The words social distancing have replaced official visits, quarantined is now the word used more than commitment. How long it remains this way with COVID-19? Who knows, but apparently the experts are saying it’s gonna last for awhile.

No spring practice has been the hot topic, but recruiting is also involved in this scenario. Last year Arkansas had seven official visitors in April and another three in May then another trio in June. They may not have any during that period this year. Chances are growing slimmer each day of any visits happening certainly before June and maybe not even then.

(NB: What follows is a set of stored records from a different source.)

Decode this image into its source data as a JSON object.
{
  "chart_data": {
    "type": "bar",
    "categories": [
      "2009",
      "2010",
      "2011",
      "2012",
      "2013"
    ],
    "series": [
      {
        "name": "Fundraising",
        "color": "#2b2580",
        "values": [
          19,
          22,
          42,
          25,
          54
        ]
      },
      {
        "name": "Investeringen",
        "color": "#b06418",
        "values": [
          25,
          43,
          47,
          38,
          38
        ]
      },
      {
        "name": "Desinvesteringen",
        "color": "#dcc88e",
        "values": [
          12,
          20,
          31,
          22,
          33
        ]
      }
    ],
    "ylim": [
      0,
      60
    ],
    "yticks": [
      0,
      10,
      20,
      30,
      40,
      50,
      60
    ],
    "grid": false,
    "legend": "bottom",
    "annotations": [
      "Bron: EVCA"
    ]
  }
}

Also in June Arkansas had seven football camps. Sam Pittman said Friday the camps are scheduled for this year, but may not happen.

“They are up in air,” Pittman said. “We obviously have dates for them, but who knows. Who knows what’s going on. We are in contact with the high school kids when this all breaks up come see us you know. They understand it too.”

Normally the assistant coaches are on the road as well during the spring evaluation period going to schools and watching prospects practice. This year, many high schools are shut down and doing on-line classes. The students may or may not go back to schools in mid-April.

The coaches at Arkansas are on a much earned spring break this week. They have previously been in the office, watching film and offering prospects.

When students are allowed to return to campuses across the nation it will be interesting to see how recruiting is handled by the NCAA. Assuming there’s no visits until say July that means the coaches will have to likely bring more prospects in during the season than they prefer.

Last year, Arkansas hosted eight official visitors during the season. There’s advantages and disadvantages to that. The biggest advantage is obviously the prospect gets to see the atmosphere on day of game. The disadvantage is the coaches don’t get to spend as much quality time with the prospects due to preparing for a game.

If this happens expect coaches to try and schedule as many visitors in December as possible prior to the NCAA’s early signing period. The Hogs hosted five prospects the Dec. 13 weekend last year, but would be able to host both weekends in December this year leading up to the early signing period since Pittman is in place as head coach.

COVID-19 has changed a lot of things in the world so sports is just a small thing compared to all the deaths in so many countries. But trying to figure out how sports and recruiting will fit back in once all this is cleared is part of the job of reporters, coaches and athletes.

Arkansas did have two Junior Days, Feb. 1 and March 7, prior to everything shutting down. They also were able to host a talented quarterback on March 9 for another unofficial visit.

“I do think it was very valuable to get high school kids on campus before this started,” Pittman said. “We offered several in the two Junior Days. I thought our coaches did a really good job of getting talented kids on caps. I thought they went really well. I don’t know obviously what’s gonna go on, but it’s gonna be different.”

There’s no answers right now to all the questions surrounding this topic. It’s strange to see the entire world basically taking a wait-and-see approach to so many things. In this microwave world where everything is now and instant, COVID-19 has forced everyone to wait and wonder. But as Pittman said, the one thing we all know is, “It’s gonna be different.”

Everyone stay safe and listen to what the leaders in the USA are telling us.